While growth in health care spending in the U.S. is starting to slow, the rapid growth that has been customary in recent decades largely wiped out any income gains the average American family experienced in that time.
Fortunately, the conversation has shifted in recent years to focus on better patient outcomes at a lower cost. And since health care spending is so high in the U.S. and especially Maine, there’s plenty of room for improvement.
Of the total amount spent on health care in the U.S., between a third and a half is unneeded, doing nothing to improve patient health. Often, the excess care exposes patients to unnecessary risk. And this waste starts in the exam room.
In Maine, a small initiative is underway aimed at forcing doctors to think twice before ordering that MRI for low back pain or prescribing antibiotics for sinus infections. Four sites in Maine — Penobscot Bay Medical Center in Rockport, Winthrop Family Medicine, Oxford Hills Family Practice in Norway and Bangor’s Penobscot Community Health Care — are piloting “Choosing Wisely.”
It’s a national initiative that has brought together evidence-based recommendations from professional societies that represent more than 60 types of medical specialties. Their recommendations are part of a campaign focused on both patient awareness — influenced by Consumer Reports’ involvement — and doctor training.
Each professional society involved — from the American Academy of Family Physicians to the American Academy of Allergy, Asthma and Immunology — has developed a list of five common tests, procedures and prescriptions that are especially prone to overuse and aren’t shown by research to be effective. The lists encourage doctors and patients to question those practices.
The patient awareness campaign — through posters on exam room walls and other means — is meant to give patients a tool to ask their doctors questions about the right course of treatment.

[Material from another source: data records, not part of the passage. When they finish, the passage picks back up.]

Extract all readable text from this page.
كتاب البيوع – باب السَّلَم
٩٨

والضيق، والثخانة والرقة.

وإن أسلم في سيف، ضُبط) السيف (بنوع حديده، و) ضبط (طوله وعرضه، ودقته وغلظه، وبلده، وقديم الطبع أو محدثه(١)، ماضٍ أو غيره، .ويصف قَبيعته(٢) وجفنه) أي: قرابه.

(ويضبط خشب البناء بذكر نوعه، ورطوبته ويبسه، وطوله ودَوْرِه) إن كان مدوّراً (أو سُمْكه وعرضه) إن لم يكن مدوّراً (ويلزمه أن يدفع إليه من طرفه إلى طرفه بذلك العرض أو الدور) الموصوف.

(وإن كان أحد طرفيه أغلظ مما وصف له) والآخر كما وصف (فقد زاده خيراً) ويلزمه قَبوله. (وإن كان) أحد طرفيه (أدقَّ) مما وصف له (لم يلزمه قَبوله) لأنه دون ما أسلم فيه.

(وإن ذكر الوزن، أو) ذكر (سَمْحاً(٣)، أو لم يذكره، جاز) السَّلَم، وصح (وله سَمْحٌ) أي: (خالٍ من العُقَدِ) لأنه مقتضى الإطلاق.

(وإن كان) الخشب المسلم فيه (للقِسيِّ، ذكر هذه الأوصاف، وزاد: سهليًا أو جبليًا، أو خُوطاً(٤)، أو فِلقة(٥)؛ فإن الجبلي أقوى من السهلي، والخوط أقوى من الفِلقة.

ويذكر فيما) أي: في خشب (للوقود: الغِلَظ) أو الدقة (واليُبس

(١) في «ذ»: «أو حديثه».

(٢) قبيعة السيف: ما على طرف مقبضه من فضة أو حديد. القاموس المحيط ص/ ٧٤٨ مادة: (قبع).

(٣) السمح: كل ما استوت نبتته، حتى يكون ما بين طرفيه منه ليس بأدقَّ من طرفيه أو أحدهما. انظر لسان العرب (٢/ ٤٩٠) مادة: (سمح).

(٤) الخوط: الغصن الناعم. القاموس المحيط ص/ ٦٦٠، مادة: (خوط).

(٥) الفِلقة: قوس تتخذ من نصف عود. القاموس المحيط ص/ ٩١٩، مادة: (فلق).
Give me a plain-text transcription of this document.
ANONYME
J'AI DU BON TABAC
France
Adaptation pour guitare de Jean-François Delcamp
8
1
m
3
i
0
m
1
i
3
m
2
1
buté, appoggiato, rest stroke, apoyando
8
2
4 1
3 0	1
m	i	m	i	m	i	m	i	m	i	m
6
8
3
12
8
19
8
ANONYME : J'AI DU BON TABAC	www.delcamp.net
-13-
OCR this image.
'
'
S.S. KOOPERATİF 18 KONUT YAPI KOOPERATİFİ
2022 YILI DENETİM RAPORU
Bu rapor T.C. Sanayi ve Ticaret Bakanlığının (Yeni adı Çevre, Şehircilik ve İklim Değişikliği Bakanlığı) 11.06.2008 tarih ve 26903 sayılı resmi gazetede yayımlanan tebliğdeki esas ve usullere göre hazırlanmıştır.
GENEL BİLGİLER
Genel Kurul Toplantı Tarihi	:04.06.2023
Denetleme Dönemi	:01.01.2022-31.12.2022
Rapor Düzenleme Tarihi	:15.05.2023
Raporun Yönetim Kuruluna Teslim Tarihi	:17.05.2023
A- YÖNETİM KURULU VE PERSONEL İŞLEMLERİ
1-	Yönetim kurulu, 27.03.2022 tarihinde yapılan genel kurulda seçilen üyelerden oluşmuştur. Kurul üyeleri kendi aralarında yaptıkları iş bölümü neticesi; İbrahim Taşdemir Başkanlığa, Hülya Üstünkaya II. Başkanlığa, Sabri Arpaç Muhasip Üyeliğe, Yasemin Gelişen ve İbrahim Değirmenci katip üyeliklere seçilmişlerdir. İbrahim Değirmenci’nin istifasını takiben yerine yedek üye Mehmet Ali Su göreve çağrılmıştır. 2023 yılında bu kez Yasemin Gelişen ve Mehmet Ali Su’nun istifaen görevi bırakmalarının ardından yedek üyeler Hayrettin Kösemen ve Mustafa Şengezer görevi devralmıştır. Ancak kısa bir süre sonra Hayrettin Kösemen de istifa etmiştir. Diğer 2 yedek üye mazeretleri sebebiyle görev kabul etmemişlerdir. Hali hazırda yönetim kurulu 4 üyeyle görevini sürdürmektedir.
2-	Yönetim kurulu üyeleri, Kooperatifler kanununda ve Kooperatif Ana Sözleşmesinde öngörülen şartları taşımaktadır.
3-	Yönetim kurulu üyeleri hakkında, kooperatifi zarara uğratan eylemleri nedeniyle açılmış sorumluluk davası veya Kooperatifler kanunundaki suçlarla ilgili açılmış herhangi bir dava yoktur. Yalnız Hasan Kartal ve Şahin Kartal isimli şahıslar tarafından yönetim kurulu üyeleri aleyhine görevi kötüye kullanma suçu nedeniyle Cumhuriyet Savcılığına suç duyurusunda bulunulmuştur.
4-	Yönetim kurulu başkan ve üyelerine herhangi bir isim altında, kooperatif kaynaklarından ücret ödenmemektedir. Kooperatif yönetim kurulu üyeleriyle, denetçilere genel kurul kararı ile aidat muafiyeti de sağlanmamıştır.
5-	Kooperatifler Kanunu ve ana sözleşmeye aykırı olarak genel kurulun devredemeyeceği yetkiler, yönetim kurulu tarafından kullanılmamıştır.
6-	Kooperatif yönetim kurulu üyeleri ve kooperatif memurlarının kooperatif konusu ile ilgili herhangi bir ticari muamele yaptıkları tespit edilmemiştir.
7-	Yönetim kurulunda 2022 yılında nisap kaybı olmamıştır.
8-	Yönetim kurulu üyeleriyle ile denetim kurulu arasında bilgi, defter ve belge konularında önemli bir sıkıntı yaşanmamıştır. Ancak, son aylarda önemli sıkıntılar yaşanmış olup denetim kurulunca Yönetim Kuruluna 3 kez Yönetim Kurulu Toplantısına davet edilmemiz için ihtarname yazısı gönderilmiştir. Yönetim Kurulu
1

For doctors, the training involved in Choosing Wisely is meant to give them the tools to explain why they might not, for example, order a bone density test for a young female patient.
It’s encouraging to see doctors, through their professional associations, take a role in combating excess spending in health care. Their primary lobbying organization, the American Medical Association, which isn’t involved in Choosing Wisely, has famously resisted major reform efforts throughout its history.
Doctors “are not only stewards of the wellness of their patients, they’re stewards of the resources that we have as a society to deliver that care,” said Dr. Noah Nesin, chief quality officer at Penobscot Community Health Care. “We can’t make our decisions in a financial vacuum.”
It seems simplistic, but patient-doctor conversations — often de-emphasized in a system in which physicians are pressed for time and can’t necessarily bill for conversations — can pay off in the form of higher patient satisfaction, better health outcomes and even a lesser likelihood of medical malpractice lawsuits.
While Choosing Wisely emphasizes evidence-based medicine and effective patient-doctor interaction, it’s unlikely to have a major effect — even if widely implemented — without other health system changes to back it up.
Since the medical system reacts to incentives, chief among those changes is the transition to a payment system that rewards medical providers for keeping patients healthy rather than ordering more tests and procedures. That change is starting to happen, both for patients with public (Medicare and Medicaid) and private insurance. Other measures aimed at making providers accountable for patient health and the quality of care also are starting to take hold.
Another incentive for doctors to provide excess care is to guard against the potential for medical malpractice lawsuits. That’s why states should consider basing their malpractice laws on the same evidence-based practices emphasized by the professional medical associations involved in Choosing Wisely.
In effect, that change would defend doctors who use the research to inform their practice.